Why might a team in win-now mode, as the Brewers are, consider trading a pitcher of Hader’s caliber? A few reasons offered by Rosenthal make sense even if they are depressing for Brewers fans.
The main one is that Hader is arbitration eligible and that that great performance over the past two years means that he’ll start making a lot of money pretty quickly. He gives a nod to Jonathan Papelbon making over $6 million his first year of arbitration eligibility and notes that, while the Brewers could pay that if Hader remains elite, that may be too much for them if Hader declines. He also nods to the m.o. of teams like the Rays and Indians when it comes to such things. That’s the depressing part.
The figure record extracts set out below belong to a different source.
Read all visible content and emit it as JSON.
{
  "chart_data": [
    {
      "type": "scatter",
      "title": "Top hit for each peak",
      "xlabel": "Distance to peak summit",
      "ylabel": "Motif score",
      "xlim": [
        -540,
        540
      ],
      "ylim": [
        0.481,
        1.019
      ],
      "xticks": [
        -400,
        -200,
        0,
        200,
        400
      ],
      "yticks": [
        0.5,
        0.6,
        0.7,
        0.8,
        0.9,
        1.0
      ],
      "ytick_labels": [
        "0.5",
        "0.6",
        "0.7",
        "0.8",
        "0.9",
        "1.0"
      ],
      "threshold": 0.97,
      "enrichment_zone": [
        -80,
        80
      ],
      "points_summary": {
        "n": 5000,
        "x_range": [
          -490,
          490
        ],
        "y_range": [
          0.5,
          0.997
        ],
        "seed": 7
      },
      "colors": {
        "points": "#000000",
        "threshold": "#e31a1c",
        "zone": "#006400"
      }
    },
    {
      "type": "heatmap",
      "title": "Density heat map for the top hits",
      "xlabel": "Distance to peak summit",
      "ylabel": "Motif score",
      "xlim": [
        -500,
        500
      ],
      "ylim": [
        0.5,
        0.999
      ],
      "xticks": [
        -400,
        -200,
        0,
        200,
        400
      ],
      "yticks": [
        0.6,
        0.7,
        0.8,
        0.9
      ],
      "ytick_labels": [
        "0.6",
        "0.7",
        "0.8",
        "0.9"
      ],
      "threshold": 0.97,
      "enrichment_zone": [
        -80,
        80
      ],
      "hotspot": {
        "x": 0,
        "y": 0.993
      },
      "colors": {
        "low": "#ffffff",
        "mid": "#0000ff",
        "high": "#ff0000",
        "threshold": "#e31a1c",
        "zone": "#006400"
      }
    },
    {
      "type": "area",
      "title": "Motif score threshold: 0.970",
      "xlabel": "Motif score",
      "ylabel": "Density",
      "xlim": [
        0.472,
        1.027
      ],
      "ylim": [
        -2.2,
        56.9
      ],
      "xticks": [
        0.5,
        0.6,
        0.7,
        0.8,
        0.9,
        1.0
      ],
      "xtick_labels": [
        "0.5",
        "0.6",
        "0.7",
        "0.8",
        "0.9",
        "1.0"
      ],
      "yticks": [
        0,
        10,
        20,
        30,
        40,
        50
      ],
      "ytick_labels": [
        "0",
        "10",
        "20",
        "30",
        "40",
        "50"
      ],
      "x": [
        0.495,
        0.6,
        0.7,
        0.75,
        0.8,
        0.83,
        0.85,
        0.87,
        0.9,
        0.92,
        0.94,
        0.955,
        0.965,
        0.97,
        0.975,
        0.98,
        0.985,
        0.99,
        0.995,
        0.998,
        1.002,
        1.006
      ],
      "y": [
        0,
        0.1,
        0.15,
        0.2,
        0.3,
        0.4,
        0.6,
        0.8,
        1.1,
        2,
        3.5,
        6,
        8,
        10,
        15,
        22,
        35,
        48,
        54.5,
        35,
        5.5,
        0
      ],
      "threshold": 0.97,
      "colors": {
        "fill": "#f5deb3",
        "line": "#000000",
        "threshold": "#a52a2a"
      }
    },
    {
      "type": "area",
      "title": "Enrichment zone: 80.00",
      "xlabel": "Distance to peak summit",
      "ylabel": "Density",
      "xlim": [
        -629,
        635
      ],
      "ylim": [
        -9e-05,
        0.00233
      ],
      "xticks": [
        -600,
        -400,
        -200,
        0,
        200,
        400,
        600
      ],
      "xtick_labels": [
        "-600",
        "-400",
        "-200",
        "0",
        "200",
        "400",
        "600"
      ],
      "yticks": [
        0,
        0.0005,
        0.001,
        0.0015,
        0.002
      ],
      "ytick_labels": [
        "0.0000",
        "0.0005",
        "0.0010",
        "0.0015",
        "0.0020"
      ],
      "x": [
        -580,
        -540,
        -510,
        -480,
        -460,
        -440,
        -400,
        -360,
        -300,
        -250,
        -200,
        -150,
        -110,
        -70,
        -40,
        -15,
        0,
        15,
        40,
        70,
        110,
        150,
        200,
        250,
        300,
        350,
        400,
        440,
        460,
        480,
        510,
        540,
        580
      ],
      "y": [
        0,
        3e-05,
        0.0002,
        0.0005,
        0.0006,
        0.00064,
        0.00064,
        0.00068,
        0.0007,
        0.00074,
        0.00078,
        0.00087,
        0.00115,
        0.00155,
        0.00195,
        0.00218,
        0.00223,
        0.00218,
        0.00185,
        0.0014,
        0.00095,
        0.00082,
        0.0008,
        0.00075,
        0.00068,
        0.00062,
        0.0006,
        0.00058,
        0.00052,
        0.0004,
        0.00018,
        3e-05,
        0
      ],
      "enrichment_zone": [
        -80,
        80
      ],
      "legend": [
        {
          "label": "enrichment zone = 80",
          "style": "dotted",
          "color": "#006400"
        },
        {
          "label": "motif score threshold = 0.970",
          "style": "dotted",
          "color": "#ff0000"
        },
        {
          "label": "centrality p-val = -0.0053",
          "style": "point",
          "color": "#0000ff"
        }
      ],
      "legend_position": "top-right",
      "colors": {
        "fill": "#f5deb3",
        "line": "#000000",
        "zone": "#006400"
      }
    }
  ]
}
While decline seems like an odd concept for a guy who is just 25 and has just three seasons under his belt, Rosenthal notes his mileage too, with Hader logging 204.2 innings in 151 appearances over the past two-and-a-half seasons. I suppose it’s hard for anyone not named Rivera to keep up Hader’s pace of 2018-19 for an extended period, but I think that’s also a rather depressing prospect.
Not that it’s all based on gloom. It could also be based on simply realizing that Hader, perhaps the top reliever in baseball yet still under team control for four more seasons, has a pretty dang high trade value even if his price tag is escalating and the Brewers may want to see if they can trade one great player for multiple good players.
It’s still just December 2. The Winter Meetings begin next weekend. It’s still early, and when it’s early, teams listen to all kinds of things and float ideas on which they’d likely not follow through. My guess is that this is one of those deals. Still, not the kind of thing you’d really expect to hear, is it?